Les Britanniques venaient d’enfreindre les règles d’engagement qu’eux-mêmes avaient fixés (à savoir ne pas engager les combats à l’intérieur de la zone d’exclusion nautique ou dans sa périphérie proche) ; les Argentins traitèrent Thatcher de pirate, tandis que la Presse people compara sa figure à celle d’Hitler.

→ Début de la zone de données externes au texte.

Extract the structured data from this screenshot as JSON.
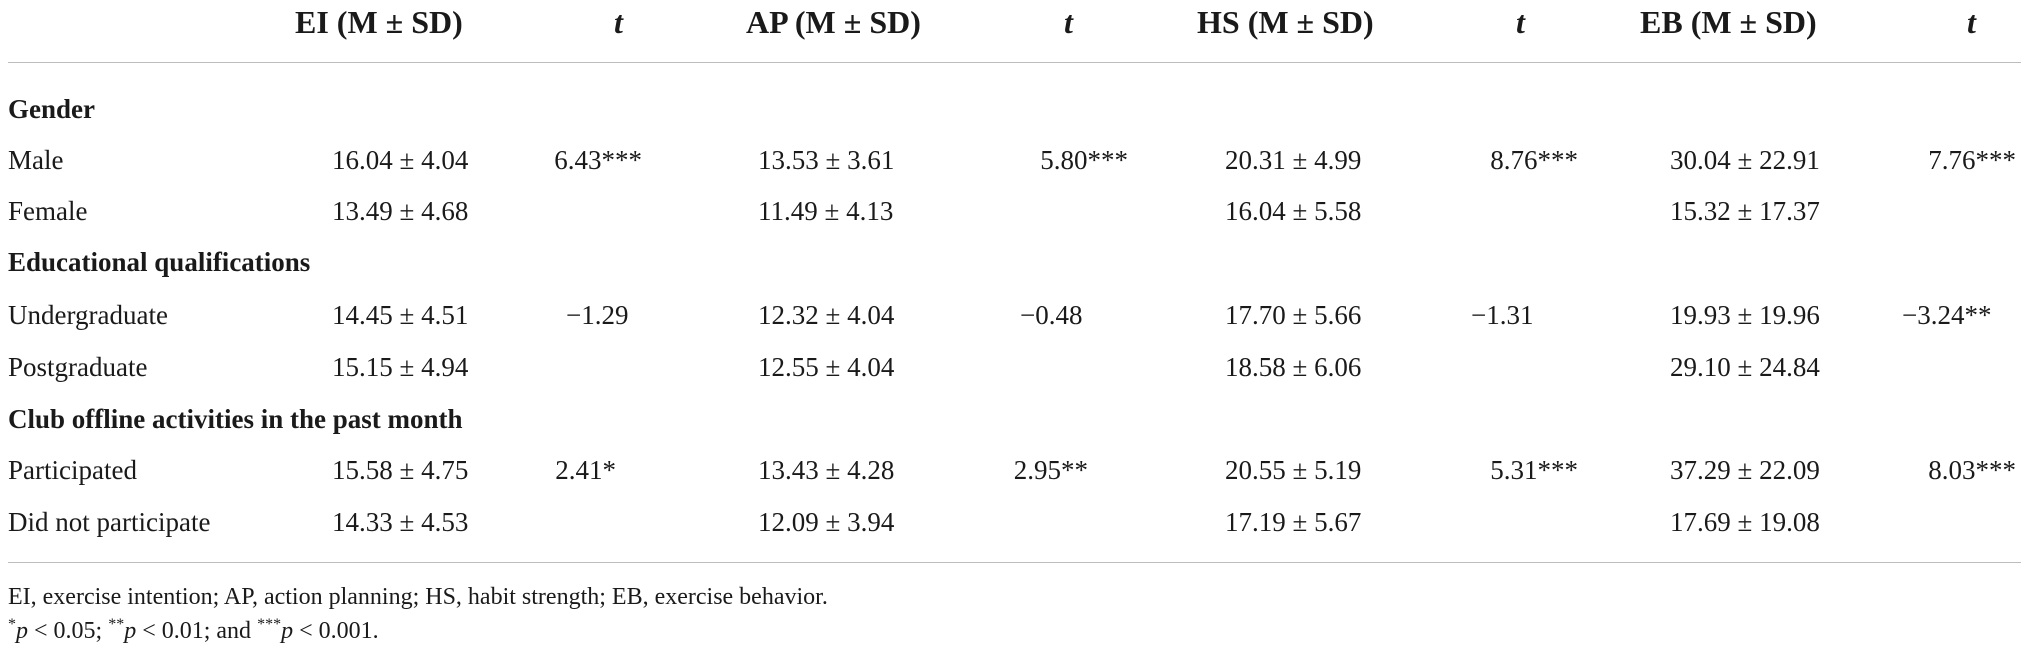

Pour se venger, Buenos Aires hâta l’opération Algesiras.

 

 

Opération “Algesiras"

 

 

Quatre nageurs de combats d’élite furent sélectionnés pour faire couler au moins un bâtiment de guerre britannique amarré dans la baie de Gibraltar ; l’objectif consistait à mettre en évidence la vulnérabilité de la Royal Navy tout en ébranlant l’opinion publique, et en impliquant plusieurs pays européens. Bien entendu, la portée était purement symbolique. Le commando, équipé de faux passeports, devait rejoindre l’Espagne via la France.

 

L’opération fut avortée lorsque les quatre hommes firent escale à Paris. La Direction de la Surveillance du Territoire (DST) - les services de renseignement français - les démasqua, et l’identité des faux touristes fut révélée aux autorités espagnoles ; celles-ci procédèrent ensuite à leur arrestation. Les Argentins se consoleront avec la destruction spectaculaire du destroyer britannique Sheffield le 4 mai, touché de plein fouet par un missile français Exocet tiré d’un avion Super-Etendard (le couple Super Étendard / Exocet permit à la junte de tenir tête à un adversaire beaucoup plus expérimenté qu’elle). Notons que le missile fonçait à plus de 1.100 kilomètres à l’heure !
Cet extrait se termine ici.